- Darling Township, Minnesota Location within the state of Minnesota Darling Township, Minnesota Darling Township, Minnesota (the United States)
- Coordinates: 46°4′32″N 94°26′28″W﻿ / ﻿46.07556°N 94.44111°W
- Country: United States
- State: Minnesota
- County: Morrison

Area
- • Total: 34.2 sq mi (88.6 km^{2})
- • Land: 33.9 sq mi (87.9 km^{2})
- • Water: 0.27 sq mi (0.7 km^{2})
- Elevation: 1,150 ft (350 m)

Population (2000)
- • Total: 600
- • Density: 18/sq mi (6.8/km^{2})
- Time zone: UTC-6 (Central (CST))
- • Summer (DST): UTC-5 (CDT)
- FIPS code: 27-14806
- GNIS feature ID: 0663926

= Darling Township, Morrison County, Minnesota =

Darling Township is a township in Morrison County, Minnesota, United States. The population was 600 at the 2000 census.

Darling Township was originally called Randall Township, and under the latter name was organized in 1891. The present name adopted in 1907, is for William L. Darling, a railroad official.

==Geography==
According to the United States Census Bureau, the township has a total area of 34.2 sqmi, of which 33.9 sqmi is land and 0.3 sqmi (0.79%) is water.

==Demographics==
As of the census of 2000, there were 600 people, 211 households, and 171 families residing in the township. The population density was 17.7 PD/sqmi. There were 231 housing units at an average density of 6.8 /sqmi. The racial makeup of the township was 97.83% White, 0.83% African American, 0.17% Native American, 0.83% Asian, and 0.33% from two or more races.

There were 211 households, out of which 35.1% had children under the age of 18 living with them, 72.5% were married couples living together, 3.3% had a female householder with no husband present, and 18.5% were non-families. 16.1% of all households were made up of individuals, and 7.1% had someone living alone who was 65 years of age or older. The average household size was 2.84 and the average family size was 3.17.

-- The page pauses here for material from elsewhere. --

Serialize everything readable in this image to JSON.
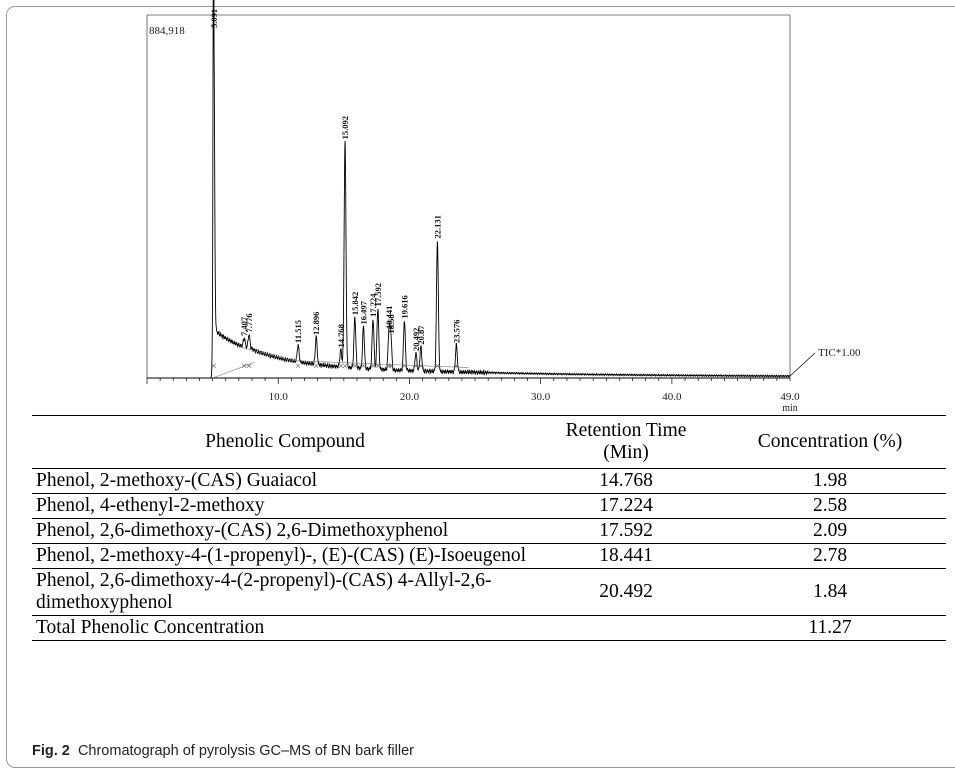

In the township the population was spread out, with 27.7% under the age of 18, 7.7% from 18 to 24, 25.7% from 25 to 44, 27.0% from 45 to 64, and 12.0% who were 65 years of age or older. The median age was 39 years. For every 100 females, there were 104.1 males. For every 100 females age 18 and over, there were 114.9 males.

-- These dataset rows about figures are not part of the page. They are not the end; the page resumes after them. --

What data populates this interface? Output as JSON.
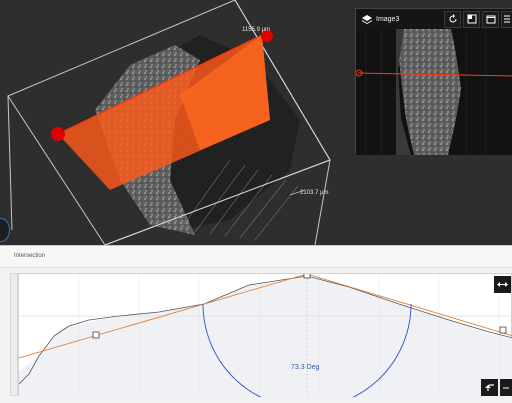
{
  "viewport": {
    "measurements": {
      "top": "1155.9 µm",
      "side": "2103.7 µm"
    },
    "colors": {
      "background": "#2e2e2e",
      "cut_plane": "#ff5a1a",
      "handle": "#e00000",
      "bounding_box": "#bfbfbf"
    }
  },
  "inset": {
    "title": "Image3",
    "icons": [
      "layers-icon",
      "rotate-icon",
      "split-icon",
      "window-icon",
      "menu-icon"
    ]
  },
  "intersection_panel": {
    "title": "Intersection",
    "angle_label": "73.3 Deg",
    "icons": [
      "fit-width-icon",
      "undo-icon",
      "more-icon"
    ]
  }
}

The median income for a household in the township was $46,875, and the median income for a family was $51,719. Males had a median income of $30,568 versus $23,125 for females. The per capita income for the township was $17,415. About 3.6% of families and 6.5% of the population were below the poverty line, including 10.7% of those under age 18 and 3.4% of those age 65 or over.